On October 1, 1994, the night the Detroit Red Wings were scheduled to open the 1994-95 season against the St. Louis Blues, Joe Louis Arena stood silent. The day before, NHL owners had announced that the new season would be “delayed” two weeks. Players called the postponement a lockout.
The ’94-95 NHL season would eventually be played, but its start was delayed by a prolonged labor dispute between owners and the Players Association. The two sides had been working on a new contract for 16 months but were still far apart. There were four main points of contention: a rookie salary cap, free agency, salary arbitration, and revenue splits to aid small-market clubs. The players had bargained in good faith, promising not to strike during the regular season or playoffs. But owners wanted to play hardball.
That evening, frustrated fans got their hockey fix at The Palace of Auburn Hills, where 20,182 of them showed up to watch the Detroit Vipers make their International Hockey League debut with a 7-3 victory over the Cleveland Lumberjacks. The crowd easily eclipsed the IHL single-game attendance record. While the new guys in town were competitive and put on a fun show (players skated out of a giant smoke-breathing snake’s mouth), they still weren’t the real deal.
The Red Wings stayed home. Their solidarity was admirable. Stars like Steve Yzerman, who was out $17,460 a day in salary, stood shoulder-to-shoulder with lesser-paid brethren like second-year goalie Chris Osgood, who could ill afford to lose $1,085 a day, as the lockout dragged through the early autumn and into winter. “We’re not going to break,” insisted Shawn Burr. “When hockey players get down to crunch time, that’s when we stick together. That’s how we’ve been raised since we were three years old. I’ll live on nothing before I turn on my friends.”
Mike Ilitch had mixed emotions. As the owner of the league’s most valuable franchise, he was the kind of overly generous boss who had placed new VCRs in players’ lockers at Christmas, given Yzerman a $50,000 bonus for scoring his 50th goal, and bought a private jet for the team so that the players wouldn’t have to spend as many evenings away from their families.

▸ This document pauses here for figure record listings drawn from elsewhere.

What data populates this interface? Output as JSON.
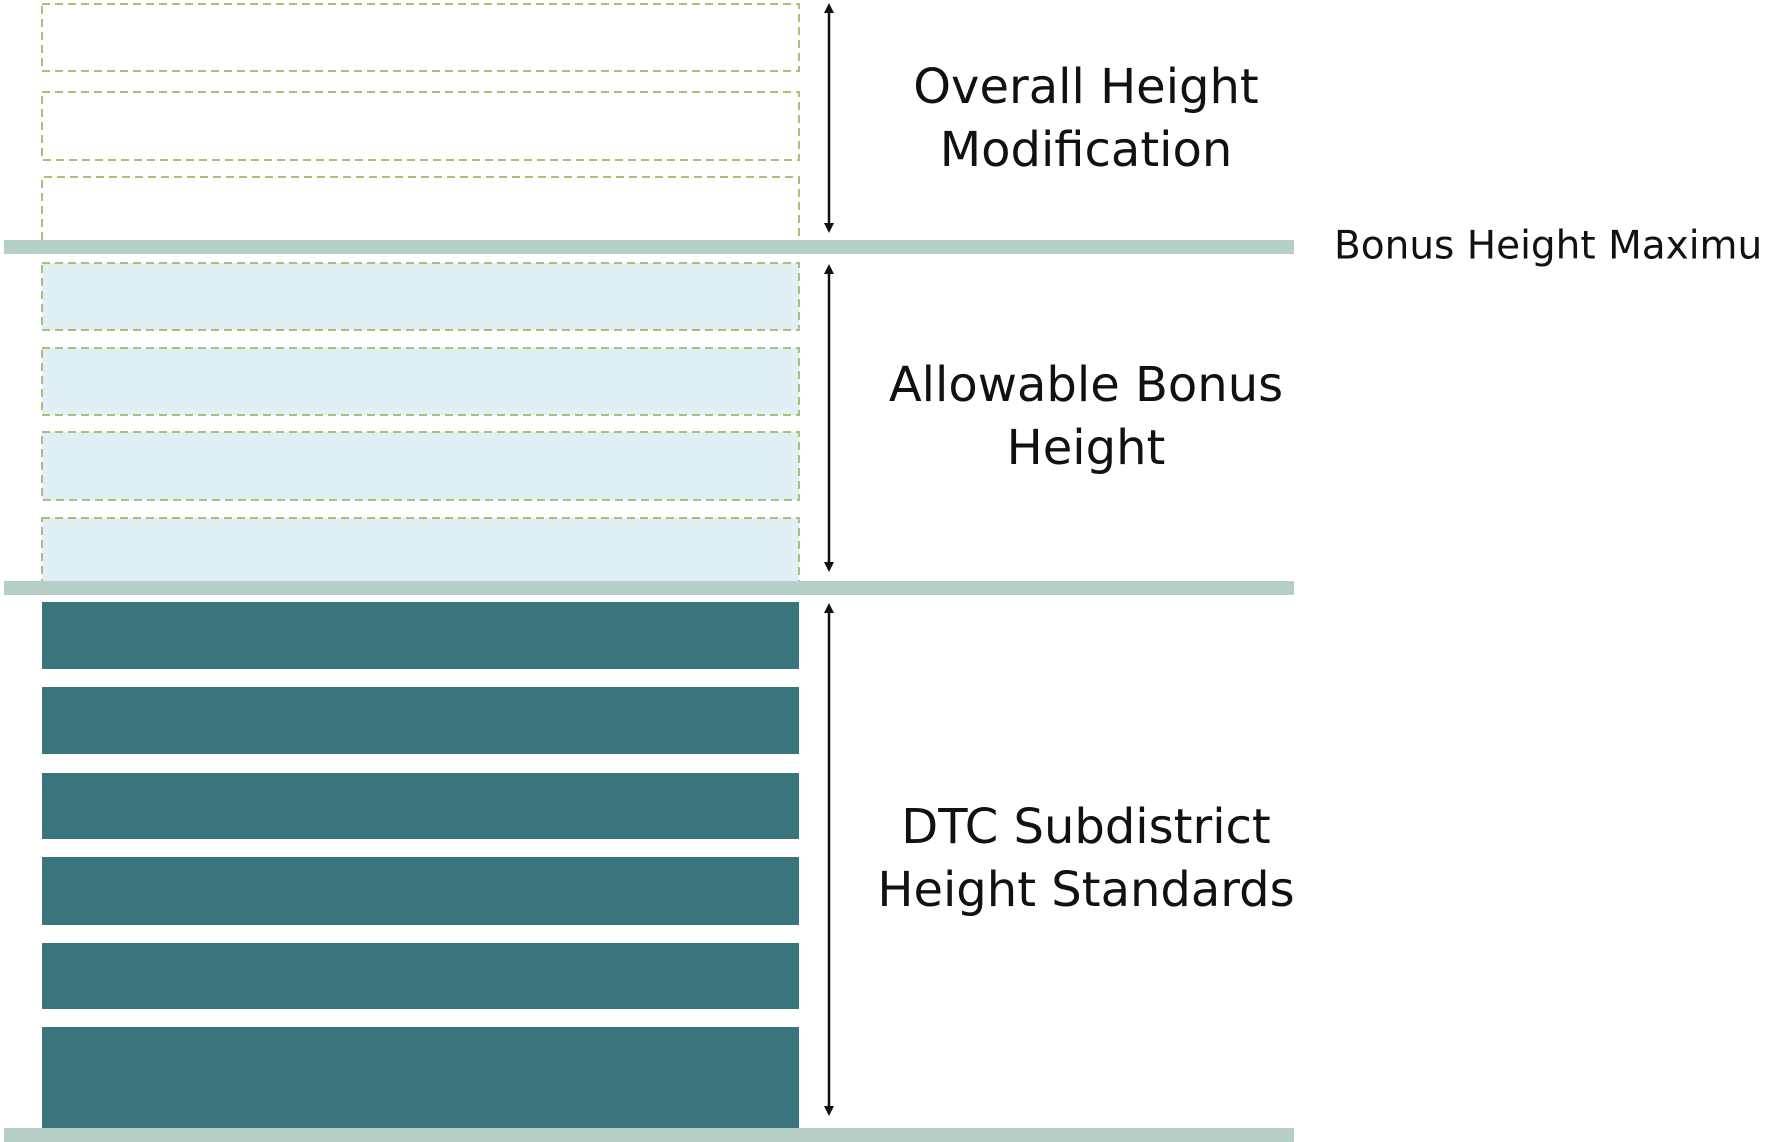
{
  "overall_height_modification": {
    "lines": [
      "Overall Height",
      "Modification"
    ]
  },
  "bonus_height_maximum": "Bonus Height Maximum",
  "allowable_bonus_height": {
    "lines": [
      "Allowable Bonus",
      "Height"
    ]
  },
  "dtc_subdistrict_height_standards": {
    "lines": [
      "DTC Subdistrict",
      "Height Standards"
    ]
  }
}
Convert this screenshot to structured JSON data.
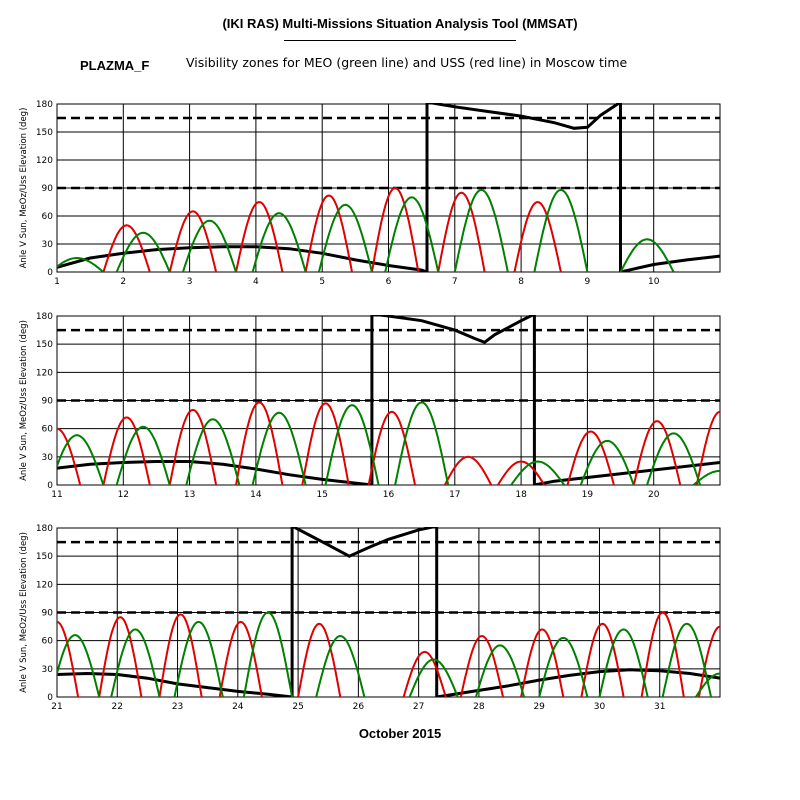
{
  "header": {
    "title": "(IKI RAS) Multi-Missions Situation Analysis Tool (MMSAT)",
    "satellite": "PLAZMA_F",
    "subtitle": "Visibility zones for MEO (green line) and USS (red line) in Moscow time"
  },
  "footer": {
    "month_label": "October 2015"
  },
  "colors": {
    "meo": "#008000",
    "uss": "#e00000",
    "sun": "#000000",
    "grid": "#000000"
  },
  "chart_data": [
    {
      "type": "line",
      "panel": "days-1-11",
      "xlim": [
        1,
        11
      ],
      "ylim": [
        0,
        180
      ],
      "ylabel": "Anle V Sun, MeOz/Uss Elevation (deg)",
      "x_ticks": [
        "1",
        "2",
        "3",
        "4",
        "5",
        "6",
        "7",
        "8",
        "9",
        "10"
      ],
      "y_ticks": [
        "0",
        "30",
        "60",
        "90",
        "120",
        "150",
        "180"
      ],
      "reference_lines": [
        90,
        165
      ],
      "series": [
        {
          "key": "sun",
          "x": [
            1,
            1.5,
            2,
            2.5,
            3,
            3.5,
            4,
            4.5,
            5,
            5.5,
            6,
            6.5,
            6.58
          ],
          "y": [
            5,
            15,
            20,
            24,
            26,
            27,
            27,
            25,
            20,
            13,
            7,
            2,
            0
          ]
        },
        {
          "key": "sun",
          "x": [
            6.58,
            6.58,
            7,
            7.5,
            8,
            8.5,
            8.8,
            9,
            9.2,
            9.5,
            9.5
          ],
          "y": [
            0,
            182,
            177,
            172,
            167,
            160,
            154,
            155,
            168,
            182,
            0
          ]
        },
        {
          "key": "sun",
          "x": [
            9.5,
            10,
            10.5,
            11
          ],
          "y": [
            0,
            8,
            13,
            17
          ]
        },
        {
          "key": "uss",
          "peaks": [
            [
              2.05,
              50
            ],
            [
              3.05,
              65
            ],
            [
              4.05,
              75
            ],
            [
              5.1,
              82
            ],
            [
              6.1,
              90
            ],
            [
              7.1,
              85
            ],
            [
              8.25,
              75
            ]
          ],
          "half_width": 0.35
        },
        {
          "key": "meo",
          "peaks": [
            [
              1.3,
              15
            ],
            [
              2.3,
              42
            ],
            [
              3.3,
              55
            ],
            [
              4.35,
              63
            ],
            [
              5.35,
              72
            ],
            [
              6.35,
              80
            ],
            [
              7.4,
              88
            ],
            [
              8.6,
              88
            ],
            [
              9.9,
              35
            ]
          ],
          "half_width": 0.4
        }
      ]
    },
    {
      "type": "line",
      "panel": "days-11-21",
      "xlim": [
        11,
        21
      ],
      "ylim": [
        0,
        180
      ],
      "ylabel": "Anle V Sun, MeOz/Uss Elevation (deg)",
      "x_ticks": [
        "11",
        "12",
        "13",
        "14",
        "15",
        "16",
        "17",
        "18",
        "19",
        "20"
      ],
      "y_ticks": [
        "0",
        "30",
        "60",
        "90",
        "120",
        "150",
        "180"
      ],
      "reference_lines": [
        90,
        165
      ],
      "series": [
        {
          "key": "sun",
          "x": [
            11,
            11.5,
            12,
            12.5,
            13,
            13.5,
            14,
            14.5,
            15,
            15.5,
            15.75
          ],
          "y": [
            18,
            22,
            24,
            25,
            25,
            22,
            17,
            11,
            6,
            2,
            0
          ]
        },
        {
          "key": "sun",
          "x": [
            15.75,
            15.75,
            16,
            16.5,
            17,
            17.3,
            17.45,
            17.6,
            18,
            18.2,
            18.2
          ],
          "y": [
            0,
            182,
            180,
            175,
            165,
            156,
            152,
            160,
            175,
            182,
            0
          ]
        },
        {
          "key": "sun",
          "x": [
            18.2,
            18.5,
            19,
            19.5,
            20,
            20.5,
            21
          ],
          "y": [
            0,
            4,
            8,
            12,
            16,
            20,
            24
          ]
        },
        {
          "key": "uss",
          "peaks": [
            [
              11,
              60
            ],
            [
              12.05,
              72
            ],
            [
              13.05,
              80
            ],
            [
              14.05,
              88
            ],
            [
              15.05,
              87
            ],
            [
              16.05,
              78
            ],
            [
              17.2,
              30
            ],
            [
              18,
              25
            ],
            [
              19.05,
              57
            ],
            [
              20.05,
              68
            ],
            [
              21,
              78
            ]
          ],
          "half_width": 0.35
        },
        {
          "key": "meo",
          "peaks": [
            [
              11.3,
              53
            ],
            [
              12.3,
              62
            ],
            [
              13.35,
              70
            ],
            [
              14.35,
              77
            ],
            [
              15.45,
              85
            ],
            [
              16.5,
              88
            ],
            [
              18.25,
              25
            ],
            [
              19.3,
              47
            ],
            [
              20.3,
              55
            ],
            [
              21,
              15
            ]
          ],
          "half_width": 0.4
        }
      ]
    },
    {
      "type": "line",
      "panel": "days-21-32",
      "xlim": [
        21,
        32
      ],
      "ylim": [
        0,
        180
      ],
      "ylabel": "Anle V Sun, MeOz/Uss Elevation (deg)",
      "x_ticks": [
        "21",
        "22",
        "23",
        "24",
        "25",
        "26",
        "27",
        "28",
        "29",
        "30",
        "31"
      ],
      "y_ticks": [
        "0",
        "30",
        "60",
        "90",
        "120",
        "150",
        "180"
      ],
      "reference_lines": [
        90,
        165
      ],
      "series": [
        {
          "key": "sun",
          "x": [
            21,
            21.5,
            22,
            22.5,
            23,
            23.5,
            24,
            24.5,
            24.9
          ],
          "y": [
            24,
            25,
            24,
            20,
            14,
            10,
            6,
            3,
            0
          ]
        },
        {
          "key": "sun",
          "x": [
            24.9,
            24.9,
            25.2,
            25.5,
            25.85,
            26.2,
            26.5,
            27,
            27.3,
            27.3
          ],
          "y": [
            0,
            182,
            172,
            162,
            150,
            160,
            168,
            178,
            182,
            0
          ]
        },
        {
          "key": "sun",
          "x": [
            27.3,
            27.5,
            28,
            28.5,
            29,
            29.5,
            30,
            30.5,
            31,
            31.5,
            32
          ],
          "y": [
            0,
            2,
            7,
            12,
            18,
            23,
            27,
            29,
            28,
            25,
            20
          ]
        },
        {
          "key": "uss",
          "peaks": [
            [
              21,
              80
            ],
            [
              22.05,
              85
            ],
            [
              23.05,
              88
            ],
            [
              24.05,
              80
            ],
            [
              25.35,
              78
            ],
            [
              27.1,
              48
            ],
            [
              28.05,
              65
            ],
            [
              29.05,
              72
            ],
            [
              30.05,
              78
            ],
            [
              31.05,
              90
            ],
            [
              32,
              75
            ]
          ],
          "half_width": 0.35
        },
        {
          "key": "meo",
          "peaks": [
            [
              21.3,
              66
            ],
            [
              22.3,
              72
            ],
            [
              23.35,
              80
            ],
            [
              24.5,
              90
            ],
            [
              25.7,
              65
            ],
            [
              27.25,
              40
            ],
            [
              28.35,
              55
            ],
            [
              29.4,
              63
            ],
            [
              30.4,
              72
            ],
            [
              31.45,
              78
            ],
            [
              32,
              25
            ]
          ],
          "half_width": 0.4
        }
      ]
    }
  ]
}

But he also knew that the economics of professional sports was changing. A few weeks earlier, a similar disagreement had resulted in the cancellation of the balance of the 1994 major league baseball season, including the World Series. As owner of the Tigers, he understood that annual hikes in ticket prices could not keep up with escalating salaries—though he conveniently forgot that he had helped unleash the beast now devouring professional hockey through his own extravagant signings of free agents.
The impasse lasted through the Christmas holidays and into the new year. Finally, just as it appeared that the NHL would become the second major sport that year to lose a season because of labor strife, owners and layers reached a compromise agreement. Ilitch was one of a handful of hardliners who thought that owners should stand firm on the issue of a team salary cap, but he was outvoted by fellow magnates. An abbreviated 48-game schedule was put together.
The Wings opened January 20, 1995, with a 4-1 victory over Chicago at The Joe. They quickly climbed to the top of the overall standings and stayed there. They finished with a 33-11-4 record and 70 points, giving them the President’s Trophy and home-ice advantage throughout the playoffs. Scotty Bowman’s Wings would have to wait a couple of more years to win their first Stanley Cup, however, as the New Jersey Devils stuck a pitchfork in them in a Finals sweep.
The Players Association was satisfied that the work stoppage had been worth it. The final deal provided for free agency beginning at age 32 and a salary cap on entry-level players only. The league’s labor problems mystified Detroit’s Russian players, however.
“This would never happen in Russia,” said Vlady Konstantinov. “They tell you to go play in Siberia, you go play in Siberia.”